Error while implementing BYOL Training Strategy

Hi, I am facing an issue with my code.

RuntimeError: one of the variables needed for gradient computation has been modified by an inplace operation: [torch.cuda.FloatTensor [16, 64, 128]], which is output 0 of AddBackward0, is at version 6; expected version 5 instead. Hint: the backtrace further above shows the operation that failed to compute its gradient. The variable in question was changed in there or anywhere later. Good luck!

I am facing the error in scaler.scale(loss).backward()

o1 = self.online_model(view1)
o2 = self.online_model(view2)

with torch.no_grad():
    t1 = self.target_model(view1)
    t2 = self.target_model(view2)

loss = (self.calculate_loss(o1, t2) + self.calculate_loss(o2, t1)).mean()
scaler.scale(loss).backward()                  
scaler.step(optimizer)
scaler.update()

Could you post a minimal and executable code snippet reproducing this issue, please?
Your current code does not contain the model definition and also does not show any obvious issues.

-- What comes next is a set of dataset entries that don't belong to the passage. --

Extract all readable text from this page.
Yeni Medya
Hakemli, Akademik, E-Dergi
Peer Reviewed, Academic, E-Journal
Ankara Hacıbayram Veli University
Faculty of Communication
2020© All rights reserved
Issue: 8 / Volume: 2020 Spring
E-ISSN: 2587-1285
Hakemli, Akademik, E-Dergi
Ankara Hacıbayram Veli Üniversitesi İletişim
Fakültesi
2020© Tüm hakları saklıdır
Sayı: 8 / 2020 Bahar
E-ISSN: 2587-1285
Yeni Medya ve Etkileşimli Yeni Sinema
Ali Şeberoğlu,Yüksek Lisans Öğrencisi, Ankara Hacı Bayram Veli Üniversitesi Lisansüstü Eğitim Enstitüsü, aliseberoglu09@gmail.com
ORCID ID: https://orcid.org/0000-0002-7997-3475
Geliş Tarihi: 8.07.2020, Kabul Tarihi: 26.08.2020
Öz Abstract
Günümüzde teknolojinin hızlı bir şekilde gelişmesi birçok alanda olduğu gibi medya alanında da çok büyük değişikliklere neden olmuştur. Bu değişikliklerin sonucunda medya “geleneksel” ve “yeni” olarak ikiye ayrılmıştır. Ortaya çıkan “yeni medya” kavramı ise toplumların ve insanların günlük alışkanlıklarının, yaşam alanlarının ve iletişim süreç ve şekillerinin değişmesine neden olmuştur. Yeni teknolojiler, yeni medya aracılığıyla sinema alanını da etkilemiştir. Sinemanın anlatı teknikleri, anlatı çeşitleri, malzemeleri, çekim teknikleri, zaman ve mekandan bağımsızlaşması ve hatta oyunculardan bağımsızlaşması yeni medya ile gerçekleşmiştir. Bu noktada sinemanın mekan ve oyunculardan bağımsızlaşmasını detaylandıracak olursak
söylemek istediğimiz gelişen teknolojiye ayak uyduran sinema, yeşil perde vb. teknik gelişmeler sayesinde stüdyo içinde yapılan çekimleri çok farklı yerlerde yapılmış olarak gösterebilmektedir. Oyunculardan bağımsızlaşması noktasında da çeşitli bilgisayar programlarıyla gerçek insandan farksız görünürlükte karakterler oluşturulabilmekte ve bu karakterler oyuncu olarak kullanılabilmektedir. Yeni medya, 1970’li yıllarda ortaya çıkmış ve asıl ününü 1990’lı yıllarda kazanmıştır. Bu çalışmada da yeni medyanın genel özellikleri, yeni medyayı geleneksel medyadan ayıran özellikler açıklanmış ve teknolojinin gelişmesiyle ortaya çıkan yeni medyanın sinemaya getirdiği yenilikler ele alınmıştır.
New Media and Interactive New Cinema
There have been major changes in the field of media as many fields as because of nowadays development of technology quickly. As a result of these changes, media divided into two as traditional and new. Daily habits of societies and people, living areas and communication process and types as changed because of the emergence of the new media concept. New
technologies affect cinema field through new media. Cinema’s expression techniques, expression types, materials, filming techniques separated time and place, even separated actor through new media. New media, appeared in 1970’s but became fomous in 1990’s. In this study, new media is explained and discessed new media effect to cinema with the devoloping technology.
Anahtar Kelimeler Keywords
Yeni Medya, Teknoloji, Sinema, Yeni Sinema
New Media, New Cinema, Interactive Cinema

I found the issue with my code, I was implementing a simple Transformer block like this

class TransformerBlock(nn.Module):
    """
    Transformer Block

    Args:
        dim (int): input dimension
        num_heads (int): number of attention heads
        mlp_ratio (float): ratio of mlp hidden dim to input dim
        qkv_bias (bool): if True, add bias to the qkv projection
        qk_scale (float): scale factor for the qk projection
        drop (float): dropout rate
        attn_drop (float): attention dropout rate
        drop_path (float): stochastic depth rate
        act_layer (nn.Module): activation layer
        norm_layer (nn.Module): normalization layer
        sr_ratio (int): spatial reduction ratio

    Returns:
        torch.Tensor: output tensor, shape (B, N, C), N=H*W
    """

    def __init__(self, dim:int, num_heads:int, mlp_ratio:float=4.,
                 qkv_bias:bool=False, qk_scale:float=None, drop:float=0., attn_drop:float=0.,
                 drop_path:float=0., act_layer:nn.Module=nn.GELU, norm_layer:nn.Module=nn.LayerNorm, sr_ratio:int=1) -> None:
        super(TransformerBlock, self).__init__()
        self.norm1 = norm_layer(dim)
        self.attn = SelfAttention(dim, num_heads=num_heads, qkv_bias=qkv_bias, qk_scale=qk_scale,
                                   attn_drop=attn_drop, proj_drop=drop, sr_ratio=sr_ratio)
        self.drop_path = DropPath(drop_path) if drop_path > 0. else nn.Identity()
        self.norm2 = norm_layer(dim)
        mlp_hidden_dim = int(dim * mlp_ratio)
        self.mlp = MLP(input_dim=dim, hidden_dim=mlp_hidden_dim, act_layer=act_layer, drop=drop)

        self.apply(self._init_weights)

    def _init_weights(self, m:nn.Module) -> None:
        """
        Initialise weights of the layer m

        Args:
            m (nn.Module): model layer

        Returns:
            None
        """

        if isinstance(m, nn.Linear):
            trunc_normal_(m.weight, std=.02)
            if isinstance(m, nn.Linear) and m.bias is not None:
                nn.init.constant_(m.bias, 0)
        elif isinstance(m, nn.LayerNorm):
            nn.init.constant_(m.bias, 0)
            nn.init.constant_(m.weight, 1.0)
        elif isinstance(m, nn.Conv2d):
            fan_out = m.kernel_size[0] * m.kernel_size[1] * m.out_channels
            fan_out //= m.groups
            m.weight.data.normal_(0, math.sqrt(2.0 / fan_out))
            if m.bias is not None:
                m.bias.data.zero_()

    def forward(self, x:torch.Tensor, H:int, W:int) -> torch.Tensor:
        """
        forward method

        Args:
            x (torch.Tensor): input tensor, shape (B, N, C), N=H*W
            H (int): height
            W (int): width
        """

        x_ = self.drop_path(self.attn(self.norm1(x), H, W)) + x
        x_ = self.drop_path(self.mlp(self.norm2(x), H, W)) + x_

        return x

initially, my forward method contained a inplace operation

def forward(self, x:torch.Tensor, H:int, W:int) -> torch.Tensor:
    """
    forward method

    Args:
        x (torch.Tensor): input tensor, shape (B, N, C), N=H*W
        H (int): height
        W (int): width
    """

    x += self.drop_path(self.attn(self.norm1(x), H, W))
    x += self.drop_path(self.mlp(self.norm2(x), H, W))

    return x

I am still confused, as to why such inplace operation would cause this error.

If e.g. self.norm1/2 need the original input tensor x for the gradient computation your code will manipulate x inplace and thus disallowing the right gradient computation raising the error.